Еще не осень…
Шрифт:
Выходя из леса на луг, он потер щеки ладонью и сказал себе:
– И вообще надо побриться…
– Вам кого? – спросил высокий, атлетически сложенный парень; он чистил картошку, пристроившись на раскладном стульчике возле крыльца. – Катиш? Вы, видимо, тот самый дед?
– Тот самый.
– Катиш сегодня трудится. Рисует вашу прежнюю пассию, дедуля.
Серебровский едва сдержался, чтобы не сказать этому загорелому парню грубость.
«Я разозлился на него за молодость и силу, – возразил он себе, – меня ведь обидел не его тон, а спокойное превосходство силы – за ним двадцать пять лет жизни, и живота нет, и ручищи вон какие здоровые…»
– Что-нибудь передать? – спросил парень, продолжая чистить картошку. Он чистил ее неумело, срезая с кожурой много белого «мяса».
– Нет,
Парень окликнул его:
– У вас брюки порвались.
– Я знаю.
– Чего ж не зашьете? Нет иголки?
– Есть. И нитка тоже.
…Он возвращался через лес, и было сейчас ему пусто в этом громадном тихом лесу, и все в нем погасло, и цвета вокруг сделались жухлыми, неинтересными, и сам он себе стал противен. Он остановился около сосны, прижался спиной к ее стволу и замер, и долго стоял так, не двигаясь, а потом он услышал какой-то странный цокающий звук, который все приближался вместе с тяжелым сопением, а после он увидел, как на поляну вышли два оленя, и понял он, что цокающий странный звук возникал, когда они сходились и начинали биться рогами.
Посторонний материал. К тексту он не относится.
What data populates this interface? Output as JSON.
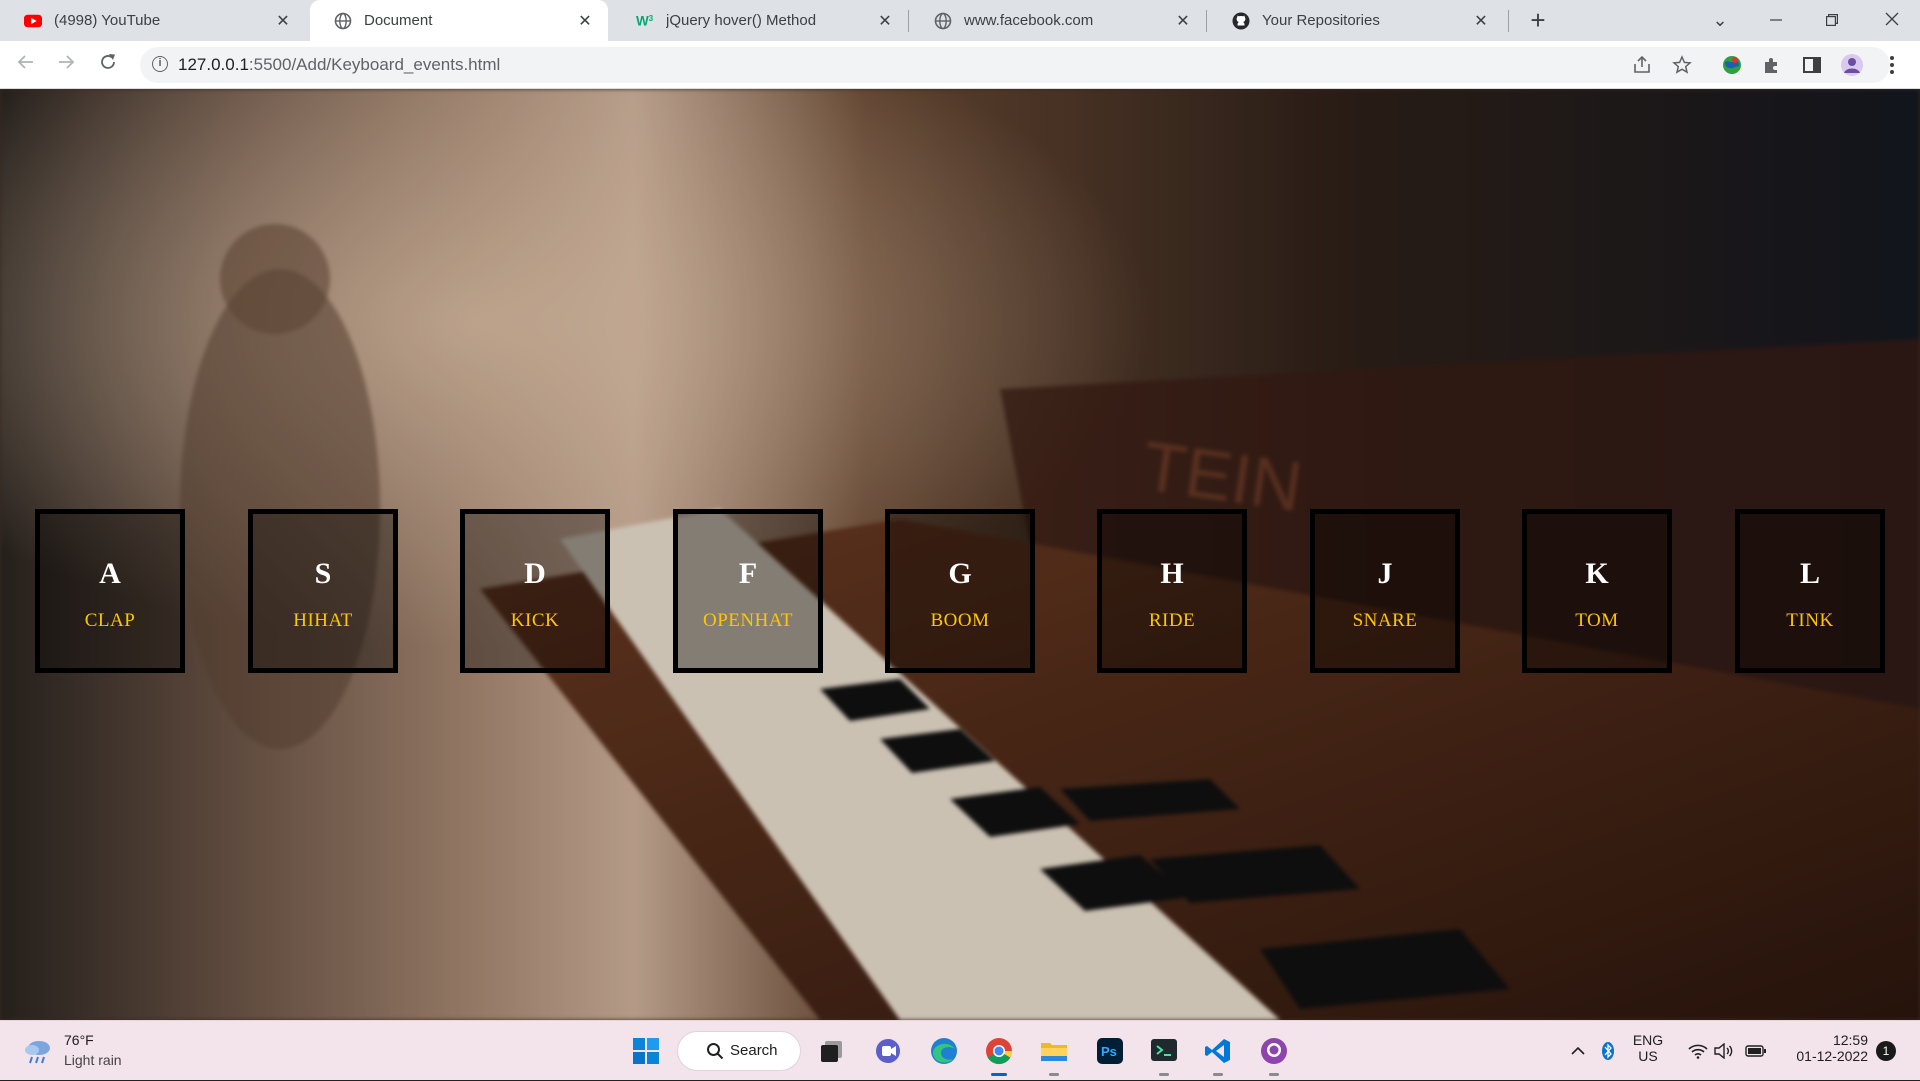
{
  "browser": {
    "tabs": [
      {
        "title": "(4998) YouTube",
        "favicon": "youtube-icon",
        "active": false
      },
      {
        "title": "Document",
        "favicon": "globe-icon",
        "active": true
      },
      {
        "title": "jQuery hover() Method",
        "favicon": "w3schools-icon",
        "active": false
      },
      {
        "title": "www.facebook.com",
        "favicon": "globe-icon",
        "active": false
      },
      {
        "title": "Your Repositories",
        "favicon": "github-icon",
        "active": false
      }
    ],
    "close_glyph": "✕",
    "address": {
      "host": "127.0.0.1",
      "rest": ":5500/Add/Keyboard_events.html"
    }
  },
  "drum_kit": {
    "keys": [
      {
        "letter": "A",
        "sound": "CLAP"
      },
      {
        "letter": "S",
        "sound": "HIHAT"
      },
      {
        "letter": "D",
        "sound": "KICK"
      },
      {
        "letter": "F",
        "sound": "OPENHAT"
      },
      {
        "letter": "G",
        "sound": "BOOM"
      },
      {
        "letter": "H",
        "sound": "RIDE"
      },
      {
        "letter": "J",
        "sound": "SNARE"
      },
      {
        "letter": "K",
        "sound": "TOM"
      },
      {
        "letter": "L",
        "sound": "TINK"
      }
    ],
    "letter_color": "#ffffff",
    "sound_color": "#ffc600",
    "background_text": "TEIN"
  },
  "taskbar": {
    "weather": {
      "temp": "76°F",
      "desc": "Light rain"
    },
    "search_label": "Search",
    "apps": [
      "windows-start-icon",
      "task-view-icon",
      "teams-chat-icon",
      "edge-icon",
      "chrome-icon",
      "file-explorer-icon",
      "photoshop-icon",
      "terminal-icon",
      "vscode-icon",
      "github-desktop-icon"
    ],
    "tray": {
      "lang": "ENG",
      "region": "US",
      "time": "12:59",
      "date": "01-12-2022",
      "notifications": "1"
    }
  }
}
Один олень был высокий, с подплешинами на боках, с громадными ветвистыми рогами, а второй, молоденький, весь отринутый назад, пружинистый и налитой, поводил головой с маленькими еще, странной атакующей формы рогами и наступал – медленно, осторожно, кося синим, с кровавыми прожилками, глазом.
Серебровский не заметил то мгновение, когда молодой олень бросился в атаку – так внезапен был переход от медленного к стремительному. Старик, словно опытный боксер, прыгнул в сторону в самый последний миг, когда, казалось, острые рога соперника ударят его в шею, и брызнет дымная кровь, и он падет на сломанные, хрусткие колени, а потом медленно повалится на бок.
Молодой проскочил, замер, резко обернулся и снова бросился в атаку, и старик подпустил его близко к себе, а потом отступил в сторону и ударил рогами в бок, и молодой едва удержался на ногах, развернулся и снова ринулся в бой, и на этот раз старик не рассчитал, и удар пришелся ему в лопатку, и он дрогнул, но устоял на ногах и начал отступать к лесу, а молодой протяжно затрубил, и в этом крике его была радость победы. Он наклонил голову еще ниже, спружинился и понесся на старика, и это его движение было страшным своей направленной, всесокрушающей скоростью, а старик стоял около дерева, и Серебровский даже зажмурился, представив себе, как острые рога молодого оленя пропорют старика, но странный звук заставил его открыть глаза, и он увидел, как старик медленно уходил в лес, а молодой олень мотал головой, стараясь освободить левый рог, вонзившийся в ствол дерева, и сильное тело зверя сейчас было жалким и беспомощным. Серебровский подошел к оленю, достал нож и начал вырезать кору вокруг рога, вонзившегося в дерево, а потом взял рог обеими руками и начал раскачивать его, и не понял он, как полетел спиной на землю, и, больно ударившись о камень, лежавший во мху, усмехнулся: на поляне было пусто, только обваливалась кора и раскачивалась крона сосны.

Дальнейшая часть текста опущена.